Critical Response 2: Power to the People / Humans in the Loop

The article “Humans in the Loop: The Design of Interactive AI Systems” discusses the role and importance of human engagement and interaction with AI systems. One interesting point is the idea that AI systems do not necessarily have to be perfect. In the field of machine learning and AI, an often unquestioned assumption is that AI systems must be perfect. Enormous amounts of time and effort have been spent on continuously surpassing existing state-of-the-art systems and benchmarks. Much of ML and AI research focus on qualitative metrics relating to accuracy and performance. However, in some cases, performance accuracy is not necessarily the goal.

The idea that AI systems may not be perfect is a little scary because in most situations, it is important that they are. From object detection in an autonomous vehicle to classification in medical imaging to in factual correctness in Q&A agents, accuracy is crucial and necessary. However, as ML and AI gradually bleed into the creative aspects of life, we can view the systems under a different lens and have different expectations for them. In the fields of generative art, music, and literature, it is difficult to determine what constitutes as “correct.” When giving DALL-E a prompt, there is not necessarily a right image that should be generated. This stems from both the fact that AI generative work isn’t mature enough yet to be completely sensible and that it is difficult to determine right and wrong in subjective and creative fields. By incorporating human interaction, we can reduce expectation that these AI systems be perfect and view them as general guides or baseline templates to follow and engage with. For example, Midjourney is an AI art generator that expects user intervention. For each user prompt, the system will generate four images, and then users can choose one image to create variations of and continue this cycle until they are satisfied. Alternatively, there are artists who base their work on AI-generated art.idflood is an artist that creates geometric cities and blocks through AI, but he still adjusts and fine-tunes the final result.

AI Artwork
Generated with Midjourney using the prompt, human interacting with AI to create music in futuristic city, steampunk style, dreamy.

AI systems should not be one-sided but should involve a back-and forth between AI and humans. This engagement can also lend more confidence towards the system. A longstanding issue has been with the transparency of AI systems. Even if the system is not transparent, having some degree of control can provide more assurance on the reliability of the results. When I use an AI system like ChatGPT or Midjourney, I do not have the expectation that the results will be perfect, and I take all the results will some skepticism. However, even if the result is not perfect, I feel better about it because I often will take the results and modify or build on top of it. By having the expectation that the AI is not perfect and will require fine-tuning, I am more prepared to interact and engage with the system. I can learn to work with the system and become a part of the process. When we actively engage with it, we may develop more trust towards it. It's important to see humans-in-the-loop not just in hindsight or as something nice to have but as a natural in-built part of the system. AI is becomingly increasingly part of our everyday lives, and we must examine and determine how we want to co-exist with it.
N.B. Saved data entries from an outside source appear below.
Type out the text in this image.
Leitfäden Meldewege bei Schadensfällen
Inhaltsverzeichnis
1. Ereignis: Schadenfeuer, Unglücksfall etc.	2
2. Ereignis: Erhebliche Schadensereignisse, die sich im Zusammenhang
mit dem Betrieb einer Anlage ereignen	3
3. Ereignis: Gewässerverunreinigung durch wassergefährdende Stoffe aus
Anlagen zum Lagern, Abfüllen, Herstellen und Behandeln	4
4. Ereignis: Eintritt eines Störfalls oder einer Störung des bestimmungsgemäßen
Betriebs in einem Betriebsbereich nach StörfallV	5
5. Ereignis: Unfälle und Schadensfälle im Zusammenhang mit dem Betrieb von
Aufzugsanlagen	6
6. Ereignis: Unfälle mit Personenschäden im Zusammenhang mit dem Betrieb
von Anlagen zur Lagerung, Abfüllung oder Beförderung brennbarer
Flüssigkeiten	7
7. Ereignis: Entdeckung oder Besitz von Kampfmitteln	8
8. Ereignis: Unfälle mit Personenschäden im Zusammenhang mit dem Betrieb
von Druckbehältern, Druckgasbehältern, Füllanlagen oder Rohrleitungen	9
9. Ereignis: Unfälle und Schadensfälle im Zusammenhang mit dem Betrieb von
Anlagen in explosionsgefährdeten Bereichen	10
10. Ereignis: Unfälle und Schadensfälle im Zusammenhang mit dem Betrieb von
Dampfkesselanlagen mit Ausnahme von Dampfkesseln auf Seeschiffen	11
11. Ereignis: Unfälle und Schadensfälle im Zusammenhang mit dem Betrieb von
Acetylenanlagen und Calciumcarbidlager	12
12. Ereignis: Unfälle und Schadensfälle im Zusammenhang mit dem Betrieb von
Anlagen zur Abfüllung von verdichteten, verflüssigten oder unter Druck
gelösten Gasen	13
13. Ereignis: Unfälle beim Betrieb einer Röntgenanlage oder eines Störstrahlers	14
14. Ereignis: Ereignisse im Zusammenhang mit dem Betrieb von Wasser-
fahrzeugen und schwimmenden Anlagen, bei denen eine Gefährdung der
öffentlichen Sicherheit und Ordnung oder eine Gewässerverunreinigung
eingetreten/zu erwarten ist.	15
Part 2: Interactive Activities/Tasks

  1. Conversational virtual agents that engage with humans in back-and-forth prompting and response for creative writing tasks.
  2. An AI teacher or coach using video and sound input for learning a new instrument for beginner students.
  3. Musical sound cues for robots to signal intent or convey emotion to coordinate with humans on collaborative tasks.
  4. Physical robot musicians that can both generate music and coordinate with humans to play music.
  5. Social robots to work with children in play or in educational spaces that can recognize and respond to human voice/gesture.
  6. Robots that learn from physical interaction and correction such as guiding a robot hand to handle fragile items.
  7. Tracking human body motion via motion sensor or camera for physical motion feedback for dance/physical performances with AI.
  8. Human-robot coordination in industrial environments for tasks such as lifting heavy objects together.
  9. AI that recognizes and understands human gaze to enhance user experience for web/AR/VR applications to identify objects of interest.
  10. Robots that learn individual preferences for tasks such as feeding/eating assistance for humans with mobility issues.